Не родился ещё на свет тот истинный Тёмный Владыка, который страдает чем-то подобным, а уж когда ты ученик самого Дарта Сидиуса… Да, сумасшедший, да, под конец был и вовсе неадекватен, но… и вот именно что это самое «но». Дарт Сидиус, в миру известный как Кос Палпатин, сначала канцлер, а затем и император. Именно он и стал тем, кого за свой идеал с течением времени таки принял тот, кого сам Сидиус нарёк Дартом Вейдером. И если кто-то подумал, что идеальным для Энакина был сумасшедший под конец жизни психопат, то ему срочно надо присоединиться к тому, кто подумал, что ему чем-то мешает какой-то там падший.

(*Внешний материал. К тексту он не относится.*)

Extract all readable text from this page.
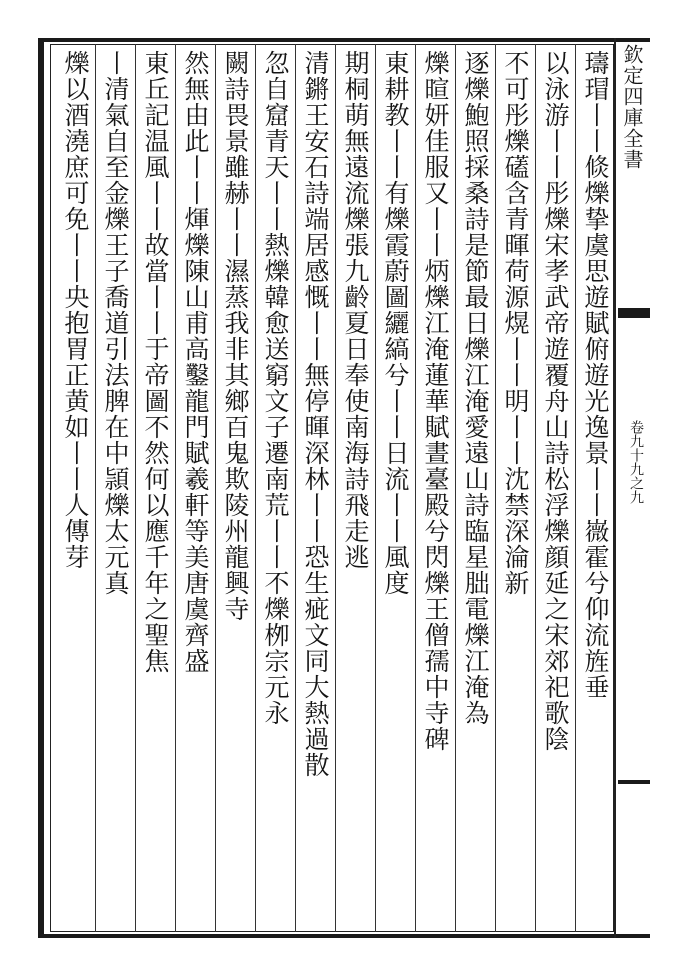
欽定四庫全書
卷九十九之九
璹瑁丨丨倐爍挚虞思遊賦俯遊光逸景丨丨嶶霍兮仰流旌垂
以泳游丨丨彤爍宋孝武帝遊覆舟山詩松浮爍顔延之宋郊祀歌陰
不可彤爍礚含青暉荷源熀丨丨明丨丨沈禁深淪新
逐爍鮑照採桑詩是節最日爍江淹愛遠山詩臨星朏電爍江淹為
爍暄妍佳服又丨丨炳爍江淹蓮華賦晝臺殿兮閃爍王僧孺中寺碑
東耕教丨丨有爍霞蔚圖纚縞兮丨丨日流丨丨風度
期桐萌無遠流爍張九齡夏日奉使南海詩飛走逃
清鏘王安石詩端居感慨丨丨無停暉深林丨丨恐生疵文同大熱過散
忽自窟青天丨丨熱爍韓愈送窮文子遷南荒丨丨不爍栁宗元永
闕詩畏景雖赫丨丨濕蒸我非其鄉百鬼欺陵州龍興寺
然無由此丨丨煇爍陳山甫高鑿龍門賦羲軒等美唐虞齊盛
東丘記温風丨丨故當丨丨于帝圖不然何以應千年之聖焦
丨清氣自至金爍王子喬道引法脾在中頴爍太元真
爍以酒澆庶可免丨丨央抱胃正黄如丨丨人傳芽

Идеалом для Энакина было то, как тогда ещё канцлер водил за нос находящийся буквально у него под боком Орден. Да, понимание пришло много позже, но оно пришло, и именно такого Тёмного Владыку Энакин и считал идеальным. Свой среди чужих, за ручку здоровающийся с джедаями и ни жестом, ни взглядом не выдающий ни своих истинных целей, ни наклонностей, ни даже уже имевшегося на тот момент зачатка безумия. Последнее, конечно, необязательно и даже до крайности нежелательно. Но так как он, Энакин, полностью адекватен, то это-то ему как раз и не грозит.

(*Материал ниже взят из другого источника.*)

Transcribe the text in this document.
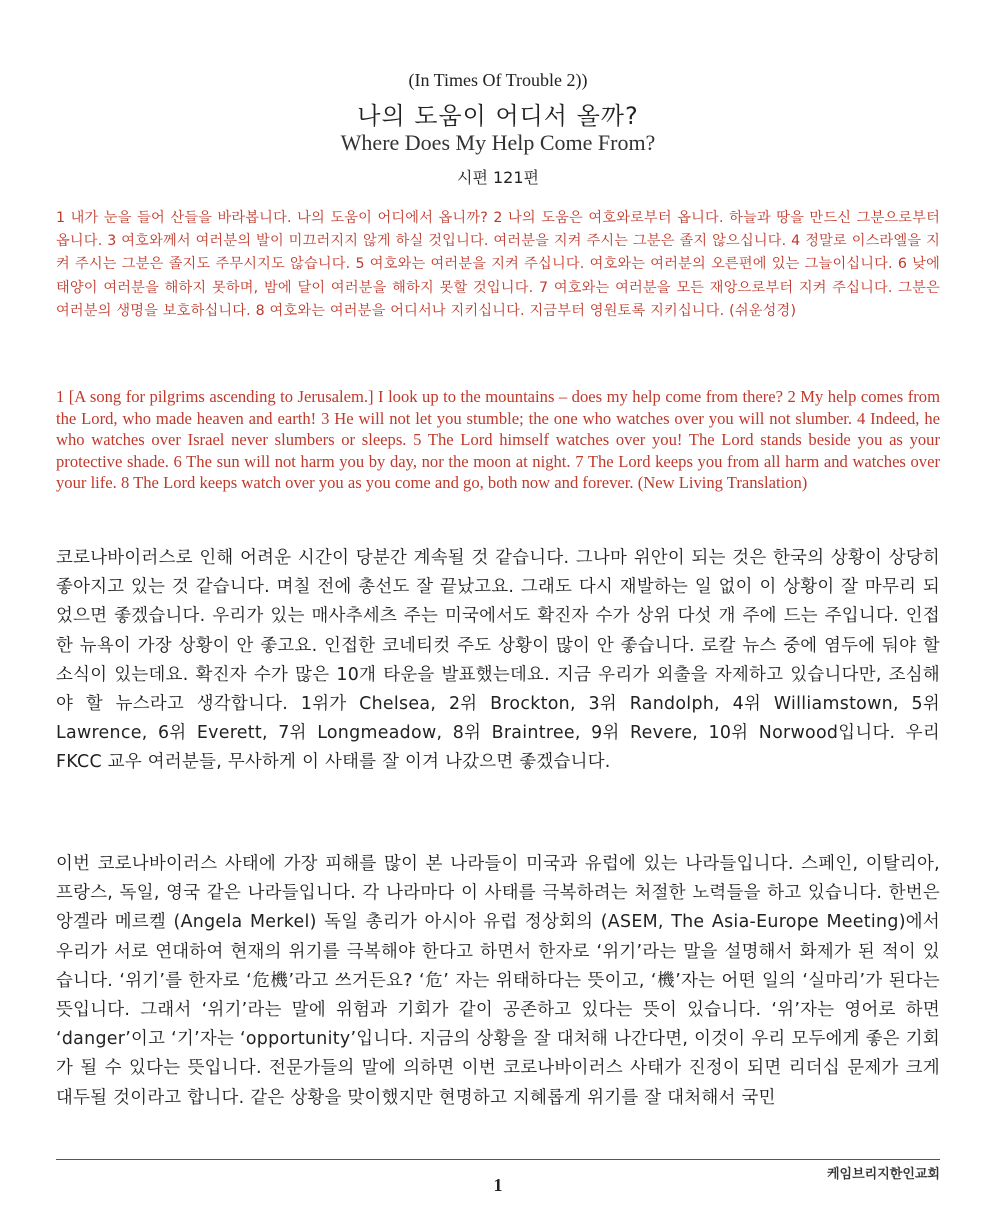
(In Times Of Trouble 2))
나의 도움이 어디서 올까?
Where Does My Help Come From?
시편 121편
1 내가 눈을 들어 산들을 바라봅니다. 나의 도움이 어디에서 옵니까? 2 나의 도움은 여호와로부터 옵니다. 하늘과 땅을 만드신 그분으로부터 옵니다. 3 여호와께서 여러분의 발이 미끄러지지 않게 하실 것입니다. 여러분을 지켜 주시는 그분은 졸지 않으십니다. 4 정말로 이스라엘을 지켜 주시는 그분은 졸지도 주무시지도 않습니다. 5 여호와는 여러분을 지켜 주십니다. 여호와는 여러분의 오른편에 있는 그늘이십니다. 6 낮에 태양이 여러분을 해하지 못하며, 밤에 달이 여러분을 해하지 못할 것입니다. 7 여호와는 여러분을 모든 재앙으로부터 지켜 주십니다. 그분은 여러분의 생명을 보호하십니다. 8 여호와는 여러분을 어디서나 지키십니다. 지금부터 영원토록 지키십니다. (쉬운성경)
1 [A song for pilgrims ascending to Jerusalem.] I look up to the mountains – does my help come from there? 2 My help comes from the Lord, who made heaven and earth! 3 He will not let you stumble; the one who watches over you will not slumber. 4 Indeed, he who watches over Israel never slumbers or sleeps. 5 The Lord himself watches over you! The Lord stands beside you as your protective shade. 6 The sun will not harm you by day, nor the moon at night. 7 The Lord keeps you from all harm and watches over your life. 8 The Lord keeps watch over you as you come and go, both now and forever. (New Living Translation)
코로나바이러스로 인해 어려운 시간이 당분간 계속될 것 같습니다. 그나마 위안이 되는 것은 한국의 상황이 상당히 좋아지고 있는 것 같습니다. 며칠 전에 총선도 잘 끝났고요. 그래도 다시 재발하는 일 없이 이 상황이 잘 마무리 되었으면 좋겠습니다. 우리가 있는 매사추세츠 주는 미국에서도 확진자 수가 상위 다섯 개 주에 드는 주입니다. 인접한 뉴욕이 가장 상황이 안 좋고요. 인접한 코네티컷 주도 상황이 많이 안 좋습니다. 로칼 뉴스 중에 염두에 둬야 할 소식이 있는데요. 확진자 수가 많은 10개 타운을 발표했는데요. 지금 우리가 외출을 자제하고 있습니다만, 조심해야 할 뉴스라고 생각합니다. 1위가 Chelsea, 2위 Brockton, 3위 Randolph, 4위 Williamstown, 5위 Lawrence, 6위 Everett, 7위 Longmeadow, 8위 Braintree, 9위 Revere, 10위 Norwood입니다. 우리 FKCC 교우 여러분들, 무사하게 이 사태를 잘 이겨 나갔으면 좋겠습니다.
이번 코로나바이러스 사태에 가장 피해를 많이 본 나라들이 미국과 유럽에 있는 나라들입니다. 스페인, 이탈리아, 프랑스, 독일, 영국 같은 나라들입니다. 각 나라마다 이 사태를 극복하려는 처절한 노력들을 하고 있습니다. 한번은 앙겔라 메르켈 (Angela Merkel) 독일 총리가 아시아 유럽 정상회의 (ASEM, The Asia-Europe Meeting)에서 우리가 서로 연대하여 현재의 위기를 극복해야 한다고 하면서 한자로 ‘위기’라는 말을 설명해서 화제가 된 적이 있습니다. ‘위기’를 한자로 ‘危機’라고 쓰거든요? ‘危’ 자는 위태하다는 뜻이고, ‘機’자는 어떤 일의 ‘실마리’가 된다는 뜻입니다. 그래서 ‘위기’라는 말에 위험과 기회가 같이 공존하고 있다는 뜻이 있습니다. ‘위’자는 영어로 하면 ‘danger’이고 ‘기’자는 ‘opportunity’입니다. 지금의 상황을 잘 대처해 나간다면, 이것이 우리 모두에게 좋은 기회가 될 수 있다는 뜻입니다. 전문가들의 말에 의하면 이번 코로나바이러스 사태가 진정이 되면 리더십 문제가 크게 대두될 것이라고 합니다. 같은 상황을 맞이했지만 현명하고 지혜롭게 위기를 잘 대처해서 국민
케임브리지한인교회
1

Именно поэтому, сделав ещё один глоток вполне неплохого местного кафа, Энакин сладко с упоением потянулся и постановил: первое — раз дали шанс пожить так, почему бы, собственно, и нет. Второе — жить и не напакостить, да какой же ты тогда ситх? Ну и третье — пакостить надо истинно в Палпатиновском стиле, да и местный Йода тут, как оказалось, тоже в наличии, ну да тем интереснее.
Следующие несколько дней Энакин раскладывал все свои знания по полочкам и вполглаза приглядывал за вверенной его заботам молодой матерью. Молодая женщина — нет, даже не так, девушка, Падме и то была старше — вела себя вполне примерно. Не мельтешила и вообще, кажется, старалась лишний раз избежать какого бы то ни было общения. Поначалу обеспокоенный Энакин прислушался к Силе и, лишь убедившись в том, что никаких ненужных мыслей в её голове нет, позволил себе таки потратить несколько десятков часов на глубокую медитацию. Заодно усвоил все те знания, что вместе с собственной жизнью отдал ему потомок.
Мальчика, разумеется, даже жаль, но это жизнь, и в действительности его выбор был вовсе не так уж и плох. Люк, конечно, скорее всего, не оценил бы. Сказал бы, что сбегать от проблем недостойно Скайуокера. Вот только не ему вещать за подобное. Собственного сына не уберёг, и чудо из чудес, что от малыша Бена осталось хоть что-то. Потомки Леи вот и вовсе падшие через одного. Была надежда на младшего внука, Энакина Соло, но, увы, мальчик погиб истинно по-Скайуокерски, разменяв свою жизнь на весь мир. Мир, который сей дар оценить и не подумал. И это ему, Энакину, ещё один пренеприятный урок.
Таких вот уроков в его, Энакина, жизни было более чем предостаточно. Начал, естественно, с себя самого, а под конец уже безсильно наблюдал. Пару раз пытался остановить, но получил от сына лишь фунт презрения, и если бы не малыш Бен, то, наверное, раз бы двести, если не более, пожалел о том, что таки вмешался и не дал императору убить идиота. Стольких никому ненужных жертв удалось бы избежать. Наверное, удалось бы, одёрнул сам себя молодой телом, но не душой ситх.
Возвращение из добровольного затворничества ознаменовалось тем, что его назвали папой. «Странно», — пронеслось в голове, и только затем практически отстранённо отметил, как улыбнулся малышке и, чуть пощекотав, отпустил ползти к своим игрушкам.